As part of the Prevalence Reduction Innovation Forum (PRIF), a prevalence study was conducted on forced labor in Costa Rica’s fishing industry. Two estimation methods were used: (1) Multi-Stage Probability Proportional to Size (PPS) or Household Enrollment Sampling with a final N= 1,017, and (2) Multi-Wave Snowball or Link Tracing (LTS) Sampling with a final N= 1,009. Both sampling strategies produced similar findings in terms of target population size estimations and the prevalence of forced labor abuses among fishermen in Costa Rica. Both methodologies found forced labor, as defined by the PRIF common indicators, to affect roughly 1 out of every 5 fishermen in Costa Rica.

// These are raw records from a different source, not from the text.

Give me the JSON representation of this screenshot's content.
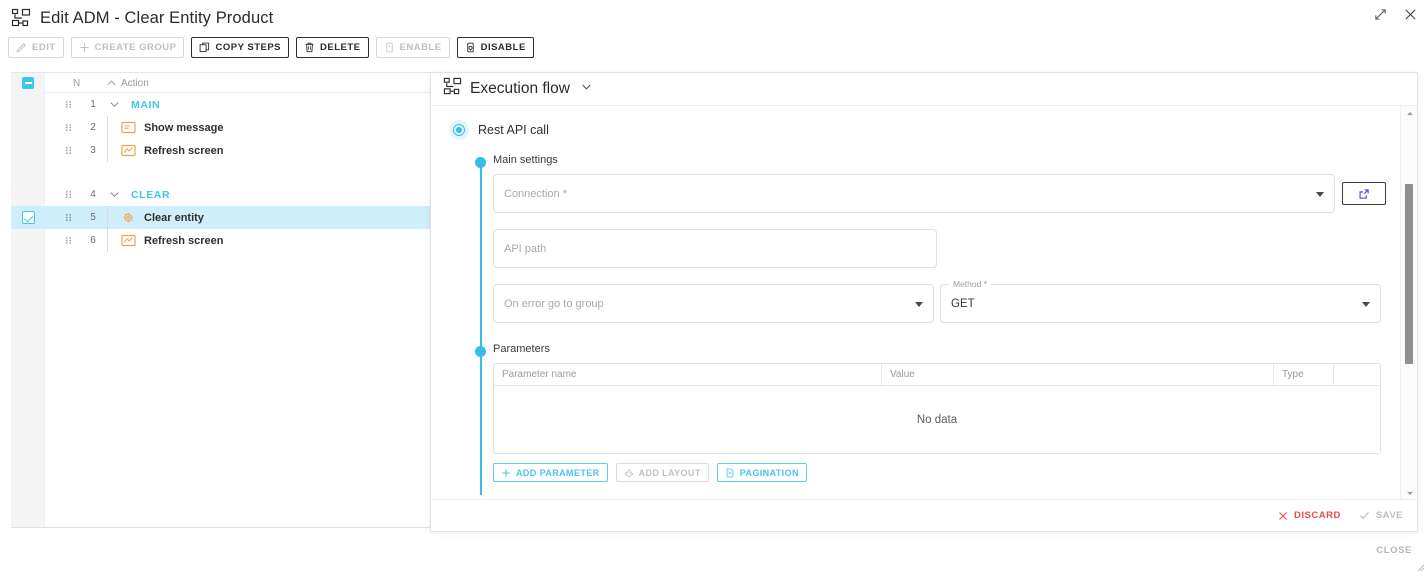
{
  "window": {
    "title": "Edit ADM - Clear Entity Product",
    "title_icon": "flow-diagram-icon",
    "restore_icon": "restore-down-icon",
    "close_icon": "close-icon",
    "close_link": "CLOSE"
  },
  "toolbar": {
    "buttons": [
      {
        "label": "EDIT",
        "icon": "pencil-icon",
        "disabled": true
      },
      {
        "label": "CREATE GROUP",
        "icon": "plus-icon",
        "disabled": true
      },
      {
        "label": "COPY STEPS",
        "icon": "copy-icon",
        "disabled": false
      },
      {
        "label": "DELETE",
        "icon": "trash-icon",
        "disabled": false
      },
      {
        "label": "ENABLE",
        "icon": "enable-icon",
        "disabled": true
      },
      {
        "label": "DISABLE",
        "icon": "disable-icon",
        "disabled": false
      }
    ]
  },
  "steps_table": {
    "columns": {
      "checkbox": "",
      "n": "N",
      "action": "Action"
    },
    "sort_icon": "sort-ascending-icon",
    "header_checkbox_state": "indeterminate",
    "rows": [
      {
        "n": "1",
        "label": "MAIN",
        "type": "group",
        "checked": false,
        "selected": false
      },
      {
        "n": "2",
        "label": "Show message",
        "type": "action",
        "icon": "message-icon",
        "checked": false,
        "selected": false
      },
      {
        "n": "3",
        "label": "Refresh screen",
        "type": "action",
        "icon": "refresh-screen-icon",
        "checked": false,
        "selected": false
      },
      {
        "n": "4",
        "label": "CLEAR",
        "type": "group",
        "checked": false,
        "selected": false
      },
      {
        "n": "5",
        "label": "Clear entity",
        "type": "action",
        "icon": "clear-entity-icon",
        "checked": true,
        "selected": true
      },
      {
        "n": "6",
        "label": "Refresh screen",
        "type": "action",
        "icon": "refresh-screen-icon",
        "checked": false,
        "selected": false
      }
    ]
  },
  "dialog": {
    "header": {
      "title": "Execution flow",
      "icon": "flow-diagram-icon",
      "chevron": "chevron-down-icon"
    },
    "step": {
      "title": "Rest API call",
      "radio_selected": true
    },
    "sections": [
      {
        "id": "main_settings",
        "title": "Main settings"
      },
      {
        "id": "parameters",
        "title": "Parameters"
      }
    ],
    "fields": {
      "connection": {
        "label": "Connection *",
        "value": "",
        "placeholder": "Connection *",
        "type": "select"
      },
      "connection_open": {
        "icon": "external-link-icon"
      },
      "api_path": {
        "label": "API path",
        "value": "",
        "placeholder": "API path",
        "type": "text"
      },
      "on_error_group": {
        "label": "On error go to group",
        "value": "",
        "placeholder": "On error go to group",
        "type": "select"
      },
      "method": {
        "label": "Method *",
        "value": "GET",
        "type": "select",
        "options": [
          "GET"
        ]
      }
    },
    "parameters_table": {
      "columns": [
        "Parameter name",
        "Value",
        "Type",
        ""
      ],
      "rows": [],
      "empty_text": "No data"
    },
    "parameter_buttons": [
      {
        "label": "ADD PARAMETER",
        "icon": "plus-icon",
        "disabled": false
      },
      {
        "label": "ADD LAYOUT",
        "icon": "layout-icon",
        "disabled": true
      },
      {
        "label": "PAGINATION",
        "icon": "document-icon",
        "disabled": false
      }
    ],
    "footer": [
      {
        "label": "DISCARD",
        "icon": "close-icon",
        "style": "danger",
        "disabled": false
      },
      {
        "label": "SAVE",
        "icon": "check-icon",
        "style": "muted",
        "disabled": true
      }
    ]
  },
  "colors": {
    "accent": "#35bdeb",
    "selection": "#cdeefa",
    "danger": "#ea4a4a",
    "action_icon": "#f0a04b"
  }
}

Both strategies were found to work well but provided largely discrepant estimates for the population size. It was found that a multistage sampling design is not best suited for estimating the size of a hidden domain of a population, such as the one in the context of this study. Both sampling strategies required a high level of planning and care to obtain efficient estimates, although one method was reported by field staff as far more cumbersome in field procedure and laborious in survey taking than the other. It is clear that the two strategies, PPS and LTS, reached into separate parts of the population and gave discrepant estimates on population size as well as some parts of the composition of the population. For this reason, we advocate the use of hybrid methodologies whenever feasible.